Other attempts at making nerve guides from electrospun (and other) types of fibers generally involve rolling sheets of material to form tubes. Unfortunately, the resulting tubes are hollow and thus fail to mimic the architecture of natural nerve growth. Further, a flat sheet that is rolled into a tube must, of necessity, have “seams” where the edges of the rolled sheets are surface exposed, e.g. on the wall of the hollow center of the tube and/or on the surface of the tube, resulting in discontinuities and possible weak connective points in the structure. In attempts to produce a more autologous graft-like structure aligned sheets of electrospun materials and films have been prepared and rolled tightly into more compact structures (32,33). (The final construct resembles a cinnamon breakfast roll where the electrospun sheets are represented by the dough, and the gaps or seams between the rolled sheets are represented by the sugar and cinnamon). While these structures are composed of “aligned fiber arrays” even these structures contain large seams (with respect to the size of the axons), no matter how tightly they may be rolled during fabrication. These seams represent a potential nexus for mechanical failure and the infiltration by unwanted interstitial fibroblasts and or inflammatory cells. Rolling a sheet can not truly integrate the fibers on the nano-scale that is necessary to make a uniform set of “pores”. The gaps represent large “circumferentially aligned longitudinal pores (seams)” for axons to grow along on the underlying aligned fibers. In a sense this type of design provides a larger “2D” surface area to guide the growth of axons that are growing along the seams of the rolled sheets.
U.S. Pat. No. 6,031,148 (Hayes) discloses nerve guides made from rolled sheets of material which have hollow centers.
U.S. Pat. No. 6,821,946 (Goldspink et al.) discloses administering growth factors to damaged nerves via a conduit of unidirectionally oriented fibers containing an alginate matrix. However, the conduits are rolled sheets which form a tube with a hollow center that contains seams.

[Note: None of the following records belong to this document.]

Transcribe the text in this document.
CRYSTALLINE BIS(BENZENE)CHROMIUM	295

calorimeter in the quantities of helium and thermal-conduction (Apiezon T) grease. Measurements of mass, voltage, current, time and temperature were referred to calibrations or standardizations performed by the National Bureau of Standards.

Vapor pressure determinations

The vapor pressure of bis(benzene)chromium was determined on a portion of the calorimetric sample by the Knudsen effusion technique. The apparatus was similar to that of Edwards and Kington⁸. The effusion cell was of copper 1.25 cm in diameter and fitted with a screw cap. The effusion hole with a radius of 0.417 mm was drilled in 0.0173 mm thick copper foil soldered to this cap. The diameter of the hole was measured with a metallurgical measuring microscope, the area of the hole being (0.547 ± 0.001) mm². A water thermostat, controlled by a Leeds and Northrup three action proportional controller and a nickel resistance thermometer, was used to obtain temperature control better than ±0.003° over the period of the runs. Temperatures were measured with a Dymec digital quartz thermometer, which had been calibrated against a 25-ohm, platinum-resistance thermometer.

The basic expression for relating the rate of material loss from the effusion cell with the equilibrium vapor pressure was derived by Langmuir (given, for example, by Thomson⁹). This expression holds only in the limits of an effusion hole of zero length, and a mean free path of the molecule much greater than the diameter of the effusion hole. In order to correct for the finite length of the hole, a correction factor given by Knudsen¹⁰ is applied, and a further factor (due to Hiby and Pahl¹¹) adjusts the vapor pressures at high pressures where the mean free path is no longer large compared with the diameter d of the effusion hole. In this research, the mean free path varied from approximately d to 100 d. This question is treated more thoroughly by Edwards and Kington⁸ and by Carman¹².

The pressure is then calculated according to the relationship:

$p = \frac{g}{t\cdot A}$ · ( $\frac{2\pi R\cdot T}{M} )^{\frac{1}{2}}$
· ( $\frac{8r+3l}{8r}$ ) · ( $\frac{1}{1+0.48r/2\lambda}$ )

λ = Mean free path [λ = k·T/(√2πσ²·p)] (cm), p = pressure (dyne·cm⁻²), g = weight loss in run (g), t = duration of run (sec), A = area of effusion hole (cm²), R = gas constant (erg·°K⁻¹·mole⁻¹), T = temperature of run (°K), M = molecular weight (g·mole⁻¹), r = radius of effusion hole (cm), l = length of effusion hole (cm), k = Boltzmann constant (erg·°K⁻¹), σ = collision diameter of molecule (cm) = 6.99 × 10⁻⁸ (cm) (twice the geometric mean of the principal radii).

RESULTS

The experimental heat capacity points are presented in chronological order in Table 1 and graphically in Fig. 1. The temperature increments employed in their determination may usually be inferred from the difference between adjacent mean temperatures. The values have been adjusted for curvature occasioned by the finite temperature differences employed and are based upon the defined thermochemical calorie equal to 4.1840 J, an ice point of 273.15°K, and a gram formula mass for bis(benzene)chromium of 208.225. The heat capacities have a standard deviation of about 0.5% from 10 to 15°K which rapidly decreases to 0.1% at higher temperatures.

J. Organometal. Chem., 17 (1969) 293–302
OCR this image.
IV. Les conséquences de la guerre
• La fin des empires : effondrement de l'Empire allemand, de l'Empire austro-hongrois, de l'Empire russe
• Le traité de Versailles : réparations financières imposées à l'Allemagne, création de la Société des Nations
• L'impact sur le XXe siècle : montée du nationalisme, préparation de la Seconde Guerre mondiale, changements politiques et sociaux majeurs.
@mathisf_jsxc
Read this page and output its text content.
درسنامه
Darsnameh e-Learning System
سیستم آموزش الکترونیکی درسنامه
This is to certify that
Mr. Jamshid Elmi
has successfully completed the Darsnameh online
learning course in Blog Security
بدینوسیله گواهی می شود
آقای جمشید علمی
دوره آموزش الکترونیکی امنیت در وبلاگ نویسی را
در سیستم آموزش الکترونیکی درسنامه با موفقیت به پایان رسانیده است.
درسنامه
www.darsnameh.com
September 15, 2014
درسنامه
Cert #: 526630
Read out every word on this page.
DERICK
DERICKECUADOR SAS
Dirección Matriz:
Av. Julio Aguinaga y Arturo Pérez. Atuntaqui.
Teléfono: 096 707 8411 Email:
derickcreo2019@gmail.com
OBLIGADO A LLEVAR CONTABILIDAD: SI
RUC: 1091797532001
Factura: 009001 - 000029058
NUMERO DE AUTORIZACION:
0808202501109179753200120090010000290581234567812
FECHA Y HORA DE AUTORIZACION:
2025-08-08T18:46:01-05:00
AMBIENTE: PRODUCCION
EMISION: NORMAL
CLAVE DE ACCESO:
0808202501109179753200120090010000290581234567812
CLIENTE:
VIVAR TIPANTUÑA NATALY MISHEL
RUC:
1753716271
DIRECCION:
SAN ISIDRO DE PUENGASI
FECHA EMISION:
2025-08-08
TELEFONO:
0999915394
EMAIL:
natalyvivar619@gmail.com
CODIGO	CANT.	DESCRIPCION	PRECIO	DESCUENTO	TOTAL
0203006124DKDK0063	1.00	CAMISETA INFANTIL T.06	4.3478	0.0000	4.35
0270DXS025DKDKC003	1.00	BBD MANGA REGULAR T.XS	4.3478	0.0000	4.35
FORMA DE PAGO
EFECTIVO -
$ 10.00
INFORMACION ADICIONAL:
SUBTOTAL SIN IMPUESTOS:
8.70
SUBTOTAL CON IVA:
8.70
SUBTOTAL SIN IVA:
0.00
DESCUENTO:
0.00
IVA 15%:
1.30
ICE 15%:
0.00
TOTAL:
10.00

U.S. Pat. No. 7,374,774 (Bowlin) teaches electrospun materials with various uses, e.g. as nerve guides. However, the nerve guides are formed by rolling sheets of fibers, and thus have a hollow center and once again contains seams as a consequence.
US patent application 2010/0047310 (Chen et al.) discloses nerve guides comprised of biodegradable, biocompatible electrospun material. However, the guides are made from sheets of several layers of conduits which are rolled into cylinders and are thus hollow.
U.S. Pat. No. 7,727,441 (Yost et al.) describes a tubular tissue scaffold which comprises a tube having a wall, wherein the wall includes biopolymer (collagen) fibrils that are aligned in a helical pattern around the longitudinal axis of the tube, and where the pitch of the helical pattern changes with the radial position in the tube wall. The scaffold is capable of directing the morphological pattern of attached and growing cells to form a helical pattern around the tube walls, but would not be suitable for use as a nerve guide, where the axons must grow straight down the guide and not wrap or change topology during growth.